Getting security right is about more than technology: getting people to understand the issues is just as important.
President Trump may still be using his old Android phone, as opposed to the new, secure one given him by the Secret Service.
Image: Matt Rourke, AP
Rarely has a single smartphone generated so much excitement as the one used by President Trump.
Earlier this month it was reported that the President had swapped his Android phone for a more secure encrypted device approved by the Secret Service. President Obama was given a similar device, which could not take photos, play music, or even send text messages, because of security concerns. But it looks like President Trump’s old phone has made at least one re-appearance.
According to the New York Times, President Trump has been using his old Android device to tweet while watching TV:
Mr. Trump’s wife, Melania, went back to New York on Sunday night with their 10-year-old son, Barron, and so Mr. Trump has the television — and his old, unsecured Android phone, to the protests of some of his aides — to keep him company. That was the case after 9 p.m. on Tuesday, when Mr. Trump appeared to be reacting to Bill O’Reilly’s show on Fox News, which was airing a feature on crime in Chicago.
It’s perhaps no surprise, as President Trump generated so much momentum during his campaign with his tweets. However, the news has raised concerns: smartphone security is still a work in progress, even for state-of-the-art devices, which is exactly why government agencies spend so much on security-hardened phones that can be carried safely in secure environments like the White House.

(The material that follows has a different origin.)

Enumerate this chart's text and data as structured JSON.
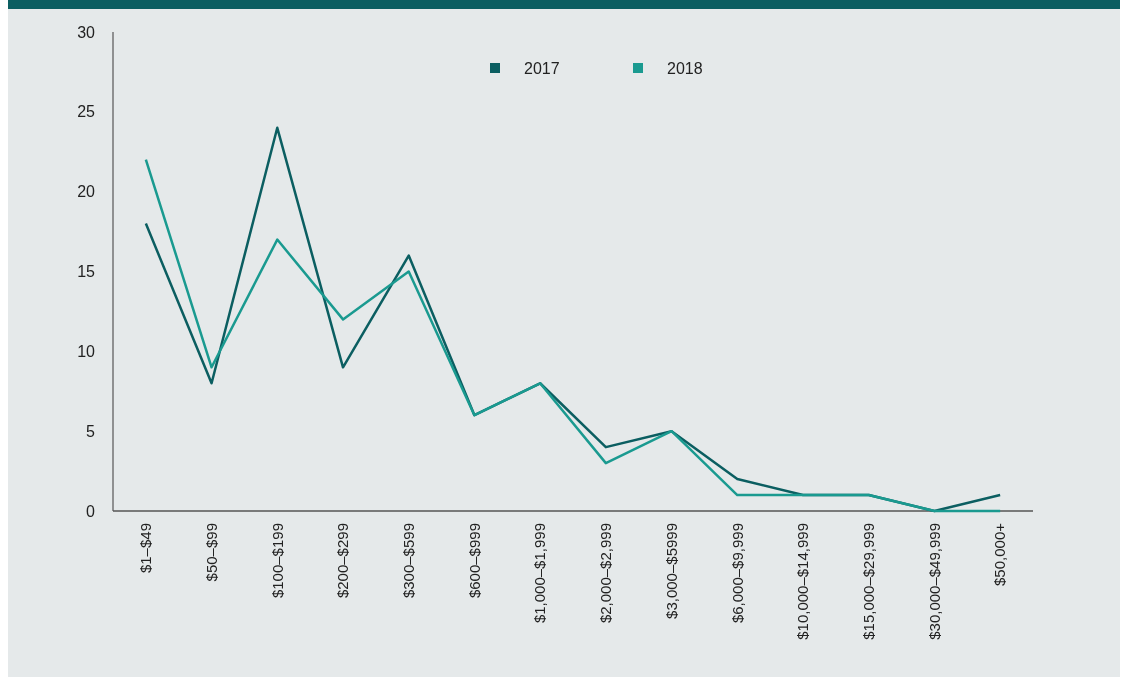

Even if this outing for the old Android was a one-off, it’s also a reminder to all that security policies might be easy to write, but they’re hard to get right, and even harder to enforce.
Firstly, if a company’s security policy is so strict that it stops people from doing their jobs (or from tweeting while watching TV), then chances are they will either try to get around it, or simply ignore it.
Policies need to understand the reality of life day-to-day, as well as the security risks your organization faces. That means they need to be developed with the users, not in spite of them.
Banning certain actions (like using cloud services or personal devices) may well be appropriate from a security point of view but may be a disaster for productivity or morale. So the security policy (and infrastructure) may have to change or be updated on a regular basis, otherwise they risk encouraging bad behaviors, not stopping them.
And even if an organization has a security policy that makes sense for most staff, there will be those who will consider themselves to be the exception, either because they think they are too smart or because they are too senior. It’s tough for junior staff tasked with security to criticize the chief executive — or the President — for using the wrong device.
This is why it’s important for everyone to understand the security threat level for each organization: a small business will face different threats to a school, or a big business, or a government agency. Understanding the consequences of a security leak will help concentrate the mind of everyone from top to bottom.
Education is the key, both helping staff to understand what risky behaviors are, and what the consequences might be. Technology, while important, is only part of the problem.